Le chemin de la recherche

Pour certains, nous parcourons ce chemin depuis longtemps. Cela peut prendre bien des formes, très différentes pour chacun de nous. La lecture en constitue une bonne part, ainsi que la pratique de diverses formes de méditation et de contemplation, des rites et des prières, ou encore pour les plus intrépides, l’absorption de substances auxquelles on attribue des pouvoirs magiques. Un jour vient l’éveil. Nous prenons alors conscience que ce que nous cherchions était là depuis toujours, à l’intérieur. Si parfois nous l’avions ressenti, instinctivement, de manière fortuite, à travers quelque écrit ou une expérience involontaire et fugace, nous découvrons à travers l’éveil que cette expérience-là, elle était depuis toujours en nous, et elle le sera jusqu’à la fin de notre passage ici-bas.

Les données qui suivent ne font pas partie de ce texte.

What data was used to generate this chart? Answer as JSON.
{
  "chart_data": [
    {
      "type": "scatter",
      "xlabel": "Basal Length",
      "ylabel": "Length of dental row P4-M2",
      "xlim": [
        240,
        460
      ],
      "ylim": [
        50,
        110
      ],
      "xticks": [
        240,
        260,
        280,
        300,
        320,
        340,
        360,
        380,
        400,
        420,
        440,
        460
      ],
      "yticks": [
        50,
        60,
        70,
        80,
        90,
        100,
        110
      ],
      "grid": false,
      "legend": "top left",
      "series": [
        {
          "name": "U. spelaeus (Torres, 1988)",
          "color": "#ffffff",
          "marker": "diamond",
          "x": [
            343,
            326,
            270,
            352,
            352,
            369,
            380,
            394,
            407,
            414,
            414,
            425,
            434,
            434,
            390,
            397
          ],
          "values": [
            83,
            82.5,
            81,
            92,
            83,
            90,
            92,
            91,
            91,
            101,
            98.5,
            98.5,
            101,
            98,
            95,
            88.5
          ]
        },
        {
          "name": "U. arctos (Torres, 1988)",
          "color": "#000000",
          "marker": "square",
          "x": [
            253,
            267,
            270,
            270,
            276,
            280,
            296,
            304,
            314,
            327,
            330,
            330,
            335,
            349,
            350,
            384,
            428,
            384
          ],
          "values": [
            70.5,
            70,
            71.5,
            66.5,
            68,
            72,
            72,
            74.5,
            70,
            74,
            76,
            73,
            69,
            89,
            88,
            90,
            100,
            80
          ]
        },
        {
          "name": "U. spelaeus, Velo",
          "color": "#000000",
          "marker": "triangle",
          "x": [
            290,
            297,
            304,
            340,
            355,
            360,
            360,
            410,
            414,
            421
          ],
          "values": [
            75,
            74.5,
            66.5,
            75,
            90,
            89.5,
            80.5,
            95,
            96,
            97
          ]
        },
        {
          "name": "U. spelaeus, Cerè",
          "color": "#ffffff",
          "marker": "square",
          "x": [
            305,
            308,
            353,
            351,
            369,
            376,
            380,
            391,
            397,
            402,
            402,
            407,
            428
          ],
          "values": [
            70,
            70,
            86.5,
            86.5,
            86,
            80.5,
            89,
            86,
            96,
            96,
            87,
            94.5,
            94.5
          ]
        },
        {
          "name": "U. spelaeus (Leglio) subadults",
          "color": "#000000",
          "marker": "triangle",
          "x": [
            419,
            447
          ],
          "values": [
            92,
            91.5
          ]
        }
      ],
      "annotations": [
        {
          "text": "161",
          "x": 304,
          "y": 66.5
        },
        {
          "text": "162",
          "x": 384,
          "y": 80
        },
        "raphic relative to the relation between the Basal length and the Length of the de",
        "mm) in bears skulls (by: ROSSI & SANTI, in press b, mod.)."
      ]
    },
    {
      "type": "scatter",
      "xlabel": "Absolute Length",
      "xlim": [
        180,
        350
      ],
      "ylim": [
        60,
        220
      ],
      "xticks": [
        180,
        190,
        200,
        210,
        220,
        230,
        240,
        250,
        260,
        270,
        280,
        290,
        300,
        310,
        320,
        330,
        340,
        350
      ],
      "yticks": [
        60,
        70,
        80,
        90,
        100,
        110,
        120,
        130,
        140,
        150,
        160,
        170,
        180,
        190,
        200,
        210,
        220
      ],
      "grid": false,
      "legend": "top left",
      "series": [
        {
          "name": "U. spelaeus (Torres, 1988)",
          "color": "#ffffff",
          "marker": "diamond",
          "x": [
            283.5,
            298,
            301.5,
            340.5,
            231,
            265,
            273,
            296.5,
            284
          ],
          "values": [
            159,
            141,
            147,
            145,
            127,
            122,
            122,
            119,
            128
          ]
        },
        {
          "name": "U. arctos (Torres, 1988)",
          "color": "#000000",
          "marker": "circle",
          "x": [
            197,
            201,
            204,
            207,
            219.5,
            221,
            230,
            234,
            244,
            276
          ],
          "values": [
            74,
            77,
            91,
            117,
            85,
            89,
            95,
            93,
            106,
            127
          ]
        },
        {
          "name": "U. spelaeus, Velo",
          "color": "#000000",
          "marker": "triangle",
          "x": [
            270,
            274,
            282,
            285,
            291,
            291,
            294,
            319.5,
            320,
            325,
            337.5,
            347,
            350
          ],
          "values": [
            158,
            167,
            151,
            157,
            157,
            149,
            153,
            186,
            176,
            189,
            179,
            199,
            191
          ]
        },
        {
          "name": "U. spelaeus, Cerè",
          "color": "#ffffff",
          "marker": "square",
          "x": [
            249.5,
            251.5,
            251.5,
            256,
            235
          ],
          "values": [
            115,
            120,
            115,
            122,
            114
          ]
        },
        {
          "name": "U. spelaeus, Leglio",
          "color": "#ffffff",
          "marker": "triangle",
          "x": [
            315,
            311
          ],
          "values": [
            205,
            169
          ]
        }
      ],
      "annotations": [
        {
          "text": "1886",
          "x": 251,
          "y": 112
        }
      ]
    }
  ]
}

Je dirais même au-delà, mais seule l’expérience nous le montrera. On constate alors que cette expérience ne peut être décrite dans des livres, ne peut être obtenue par des prières, qu’il n’est pas nécessaire de se rendre dans des lieux consacrés pour la vivre. La parole ne peut transmettre cette expérience, les idées sont impuissantes à en rendre le vécu. Prenons une image simple : vous avez soif, et votre interlocuteur (ou le livre que vous lisez) vous décrit ce qu’est l’expérience de boire un verre d’eau. Vous comprenez bien ce qui vous est transmis, mais vous avez toujours soif, la lecture ou l’audition de l’expérience d’autrui ne vous est d’aucun secours, seule l’expérience que vous ferez par vous-même de boire un verre d’eau, va étancher votre soif. Il en va de même pour l’éveil. Vous pouvez lire tous les livres du monde qui parlent de mille manières de cette expérience, vous pouvez écouter les paroles de maîtres qui feront de longs discours à ce propos, cela ne fera qu’attiser votre soif, mais ne l’étanchera jamais. Il vous faut boire le verre d’eau. Aucun maître ne pourra vous transmettre « son » expérience, mais seulement un guide pourra vous indiquer le moyen de parvenir à la faire par vous-même. Ce moyen, il est très simple, c’est la contemplation du souffle, cet exercice d’attention à ce qui est déjà en nous, depuis le premier jour et le sera jusqu’au dernier, est la clé qui ouvre la porte de la conscience. Le souffle, c’est ce qui nous anime, l’anima, l’âme. Regardez votre âme et vous connaîtrez l’éveil. Observez donc votre souffle, soyez-y attentifs, de manière sincère, et faites l’exercice avec constance, alors vous vous éveillerez à cette conscience.